Meskipun ada perbedaan antar individu, umumnya persalinan berlangsung setelah
infuse oksitosin 25 mili unit. Soloff dkk (1977) telah memperlihatkan bahwa
reseptor oksitosin terletak dalam miometrium. Reseptor ini berlokasi pada
membrane plasma sel otot polos dan secara fisiologis merupakan reseptor yang
spesifik untuk oksitosin. Jumlah reseptor oksitosin berbeda pada setiap usia
kehamilan dan meningkat secara signifikan pada kehamilan lanjut, sejalan dengan
peningkatan sensitivitas miometrium terhadap oksitosin. Diperkirakan jumlah
reseptor oksitosin pada saat awal persalinan 30 kali lebih banyak dari saat awal
kehamilan. Penemuan antagonis oksitosin, atosiban yang efektif dalam menunda
persalinan preterm, juga menunjukkan pentingnya peranan oksitosin dalam
fisiologi persalinan. Oksitosin juga meningkatkan produksi local prostaglandin
yang juga merangsang kontraksi uterus. Oksitosin menyebabkan pengelepasan
prostaglandin pada beberapa spesies, tetapi tidak jelas apakah ini merupakan efek
primernya atau berhubungan dengan kontraksi uterus.

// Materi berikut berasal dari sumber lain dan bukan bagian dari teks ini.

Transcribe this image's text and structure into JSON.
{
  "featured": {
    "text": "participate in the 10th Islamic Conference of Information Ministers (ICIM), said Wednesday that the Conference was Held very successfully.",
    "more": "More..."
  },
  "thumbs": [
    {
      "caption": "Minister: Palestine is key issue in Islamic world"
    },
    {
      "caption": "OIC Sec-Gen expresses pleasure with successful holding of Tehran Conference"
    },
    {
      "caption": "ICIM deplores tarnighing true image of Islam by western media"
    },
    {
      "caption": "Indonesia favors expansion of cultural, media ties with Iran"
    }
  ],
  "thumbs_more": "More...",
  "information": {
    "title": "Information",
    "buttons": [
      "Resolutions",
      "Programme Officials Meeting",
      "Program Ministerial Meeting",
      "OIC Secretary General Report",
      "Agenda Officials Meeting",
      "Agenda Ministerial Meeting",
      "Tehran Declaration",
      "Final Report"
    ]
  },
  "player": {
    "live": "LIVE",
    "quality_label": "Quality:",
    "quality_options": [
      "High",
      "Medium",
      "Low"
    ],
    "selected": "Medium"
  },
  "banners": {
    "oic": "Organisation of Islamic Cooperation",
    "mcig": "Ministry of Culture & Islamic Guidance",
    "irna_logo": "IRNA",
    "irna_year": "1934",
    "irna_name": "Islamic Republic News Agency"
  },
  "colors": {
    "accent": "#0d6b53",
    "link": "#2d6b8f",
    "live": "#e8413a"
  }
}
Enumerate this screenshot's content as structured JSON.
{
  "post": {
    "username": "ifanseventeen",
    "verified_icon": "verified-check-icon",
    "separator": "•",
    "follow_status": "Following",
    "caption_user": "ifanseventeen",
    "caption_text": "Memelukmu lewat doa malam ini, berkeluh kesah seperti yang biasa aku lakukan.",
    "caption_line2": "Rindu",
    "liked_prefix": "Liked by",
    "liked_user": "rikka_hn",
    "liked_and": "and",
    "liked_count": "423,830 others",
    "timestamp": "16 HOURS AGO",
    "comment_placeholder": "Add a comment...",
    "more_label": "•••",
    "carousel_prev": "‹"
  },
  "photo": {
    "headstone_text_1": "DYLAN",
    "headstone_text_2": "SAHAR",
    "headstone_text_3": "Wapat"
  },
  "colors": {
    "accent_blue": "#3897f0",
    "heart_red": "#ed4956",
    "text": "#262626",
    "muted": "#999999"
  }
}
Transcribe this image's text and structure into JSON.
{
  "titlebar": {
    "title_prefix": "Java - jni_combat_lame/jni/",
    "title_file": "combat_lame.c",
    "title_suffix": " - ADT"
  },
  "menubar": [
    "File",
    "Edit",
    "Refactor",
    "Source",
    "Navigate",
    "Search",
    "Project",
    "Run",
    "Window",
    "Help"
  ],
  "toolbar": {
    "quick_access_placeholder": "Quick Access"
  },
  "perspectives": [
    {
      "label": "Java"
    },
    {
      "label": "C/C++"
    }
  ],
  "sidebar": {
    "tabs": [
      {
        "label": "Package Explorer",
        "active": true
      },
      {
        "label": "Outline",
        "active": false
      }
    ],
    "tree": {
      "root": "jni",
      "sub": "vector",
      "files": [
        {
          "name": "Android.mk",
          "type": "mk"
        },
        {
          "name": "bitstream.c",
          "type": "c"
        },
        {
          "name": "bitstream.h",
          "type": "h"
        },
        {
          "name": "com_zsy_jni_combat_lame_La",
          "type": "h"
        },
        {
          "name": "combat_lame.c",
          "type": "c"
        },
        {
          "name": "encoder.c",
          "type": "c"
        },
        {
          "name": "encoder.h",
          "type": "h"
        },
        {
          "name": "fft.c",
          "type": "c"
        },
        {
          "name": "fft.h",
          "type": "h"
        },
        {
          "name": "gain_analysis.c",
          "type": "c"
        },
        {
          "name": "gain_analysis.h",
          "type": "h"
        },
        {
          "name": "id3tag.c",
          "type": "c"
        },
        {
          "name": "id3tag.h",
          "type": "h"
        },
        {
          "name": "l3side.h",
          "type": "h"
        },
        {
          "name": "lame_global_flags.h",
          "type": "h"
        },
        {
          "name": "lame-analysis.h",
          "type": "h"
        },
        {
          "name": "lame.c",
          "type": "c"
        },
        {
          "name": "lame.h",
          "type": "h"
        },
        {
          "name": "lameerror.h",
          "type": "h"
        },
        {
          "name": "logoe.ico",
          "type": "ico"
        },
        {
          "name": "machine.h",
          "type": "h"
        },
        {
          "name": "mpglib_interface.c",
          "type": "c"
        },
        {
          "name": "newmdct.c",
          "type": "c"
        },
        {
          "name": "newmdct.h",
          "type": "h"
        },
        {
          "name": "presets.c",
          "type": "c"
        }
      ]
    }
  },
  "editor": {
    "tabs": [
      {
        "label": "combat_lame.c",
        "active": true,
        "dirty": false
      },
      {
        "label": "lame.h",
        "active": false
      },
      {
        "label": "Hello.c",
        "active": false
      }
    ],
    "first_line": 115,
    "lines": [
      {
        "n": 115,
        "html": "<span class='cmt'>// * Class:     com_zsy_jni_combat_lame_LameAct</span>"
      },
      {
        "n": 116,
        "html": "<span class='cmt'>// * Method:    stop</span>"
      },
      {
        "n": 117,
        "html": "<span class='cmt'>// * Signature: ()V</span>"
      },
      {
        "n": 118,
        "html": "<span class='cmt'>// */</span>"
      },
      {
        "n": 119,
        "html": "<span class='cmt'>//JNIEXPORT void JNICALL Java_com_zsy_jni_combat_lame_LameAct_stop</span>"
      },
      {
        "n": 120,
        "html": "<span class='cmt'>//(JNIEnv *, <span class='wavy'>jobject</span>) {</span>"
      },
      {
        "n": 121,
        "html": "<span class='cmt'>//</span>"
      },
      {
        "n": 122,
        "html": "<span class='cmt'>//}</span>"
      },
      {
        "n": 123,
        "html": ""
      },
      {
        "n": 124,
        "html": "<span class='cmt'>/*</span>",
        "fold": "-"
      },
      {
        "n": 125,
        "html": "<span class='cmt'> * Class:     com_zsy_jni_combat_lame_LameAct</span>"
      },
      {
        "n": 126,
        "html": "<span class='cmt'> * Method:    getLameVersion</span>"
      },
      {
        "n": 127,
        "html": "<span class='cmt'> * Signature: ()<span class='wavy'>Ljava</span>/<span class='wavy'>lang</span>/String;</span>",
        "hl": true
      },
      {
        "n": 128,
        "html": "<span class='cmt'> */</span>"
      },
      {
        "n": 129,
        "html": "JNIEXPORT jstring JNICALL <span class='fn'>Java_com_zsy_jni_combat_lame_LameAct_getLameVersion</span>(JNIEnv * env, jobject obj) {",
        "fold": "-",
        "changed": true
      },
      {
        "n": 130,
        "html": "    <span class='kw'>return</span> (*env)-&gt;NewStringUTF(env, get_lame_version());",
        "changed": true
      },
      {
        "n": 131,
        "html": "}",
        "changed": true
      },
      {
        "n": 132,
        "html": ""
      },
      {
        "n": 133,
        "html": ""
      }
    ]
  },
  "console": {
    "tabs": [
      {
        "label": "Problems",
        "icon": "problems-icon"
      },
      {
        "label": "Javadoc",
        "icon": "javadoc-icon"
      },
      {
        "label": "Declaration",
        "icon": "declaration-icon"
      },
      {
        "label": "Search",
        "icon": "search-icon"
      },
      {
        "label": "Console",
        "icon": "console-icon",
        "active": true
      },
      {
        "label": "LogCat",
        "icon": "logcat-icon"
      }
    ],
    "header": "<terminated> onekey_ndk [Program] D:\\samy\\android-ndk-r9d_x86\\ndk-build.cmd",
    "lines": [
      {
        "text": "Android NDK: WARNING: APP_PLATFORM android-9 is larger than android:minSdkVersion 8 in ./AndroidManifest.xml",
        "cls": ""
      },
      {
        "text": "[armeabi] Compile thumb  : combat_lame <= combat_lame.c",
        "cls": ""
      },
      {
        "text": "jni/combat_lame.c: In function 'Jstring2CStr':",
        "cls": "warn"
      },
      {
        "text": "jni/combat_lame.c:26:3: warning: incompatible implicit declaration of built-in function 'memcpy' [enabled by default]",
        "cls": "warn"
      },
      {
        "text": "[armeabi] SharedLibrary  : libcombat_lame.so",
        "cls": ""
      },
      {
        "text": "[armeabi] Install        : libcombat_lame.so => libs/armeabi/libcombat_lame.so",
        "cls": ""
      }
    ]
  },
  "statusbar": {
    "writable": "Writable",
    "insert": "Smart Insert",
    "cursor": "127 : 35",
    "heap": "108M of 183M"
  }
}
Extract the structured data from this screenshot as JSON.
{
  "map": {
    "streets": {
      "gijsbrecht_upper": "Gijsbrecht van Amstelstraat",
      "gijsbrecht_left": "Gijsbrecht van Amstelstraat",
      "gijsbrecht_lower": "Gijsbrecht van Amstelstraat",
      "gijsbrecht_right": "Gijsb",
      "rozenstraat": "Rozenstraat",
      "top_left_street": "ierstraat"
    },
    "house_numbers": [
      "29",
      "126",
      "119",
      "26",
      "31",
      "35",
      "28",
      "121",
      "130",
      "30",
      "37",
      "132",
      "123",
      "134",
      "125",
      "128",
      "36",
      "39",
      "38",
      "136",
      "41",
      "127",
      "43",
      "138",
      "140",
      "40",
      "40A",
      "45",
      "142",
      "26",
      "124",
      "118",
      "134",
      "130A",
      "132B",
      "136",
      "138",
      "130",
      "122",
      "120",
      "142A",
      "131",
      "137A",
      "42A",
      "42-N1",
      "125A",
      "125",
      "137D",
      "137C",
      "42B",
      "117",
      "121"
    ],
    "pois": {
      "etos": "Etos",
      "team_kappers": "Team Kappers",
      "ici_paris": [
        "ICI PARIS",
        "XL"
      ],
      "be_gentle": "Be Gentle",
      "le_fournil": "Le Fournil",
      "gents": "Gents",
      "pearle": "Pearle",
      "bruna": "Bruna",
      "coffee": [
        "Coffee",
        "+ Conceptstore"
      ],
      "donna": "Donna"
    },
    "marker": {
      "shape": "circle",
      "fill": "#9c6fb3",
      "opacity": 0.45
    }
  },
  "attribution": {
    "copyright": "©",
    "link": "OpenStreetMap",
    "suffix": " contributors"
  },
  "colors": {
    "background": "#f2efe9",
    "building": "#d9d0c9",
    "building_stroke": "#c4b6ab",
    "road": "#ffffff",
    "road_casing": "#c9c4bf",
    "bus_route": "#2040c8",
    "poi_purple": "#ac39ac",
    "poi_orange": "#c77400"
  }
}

Efek ADH. Berlawanan denagn oksitosin, ADH lebih nyata efeknya pada uterus
tidak hamil. Beberapa peneliti berpendapat bahwa nyeri haid berhubungan dengan
peningiian tonus dan tekanan intrauterine timbul secara konsisten oleh ADH,
bukan oleh oksitosin.
Kelenjar mama. Bagian alveolar kelenjar mama dikelilingi oleh jaringan otot
polos, yaitu mioepitel. Kontraksi mioepitel menyebabkan susu mengalir dari
saluran alveolar ke dalam sinus yang besar sehingga mudah dihisap bayi. Fyngsi
ini dinamakan ejeksi susu. Mioepitel sangat peka terhadap oksitosin. Walaupun
katekolamin dapat menghambat ejeksi susu, kontraksi mioepitel tidak tergantung
pada saraf otonom, tetapi dikontrol oleh oksitosin. Sekresi oksitosin endogen
dipicu oleh rangsangan pada payudara, baik melalui isapan ataupun rangsangan
mekanik lainnya. Sediaan oksitosin berguna untuk memperlancar ejeksi susu, bila
oksitosin endogen tidak mencukupi. Juga berguna untuk emngurangi
pembengkakan payudara pasca persalinan.
Efek lain. Pada hewan coba, oksitosin meninggika ekskresi Na walaupun efek ini
tergantung adanya ADH di sirkulasi. Pada manusia perubahan ekskresi elektrolit
ini tidak berarti. Dosis besar oksitosin dapat menimbulkan efek antidiuretik
berupa intoksikasi air terutama pada pasie yang mendapat cairan infuse dalam
jumlah besar. Oksitosin dapat mensupresi sekresi ACTH.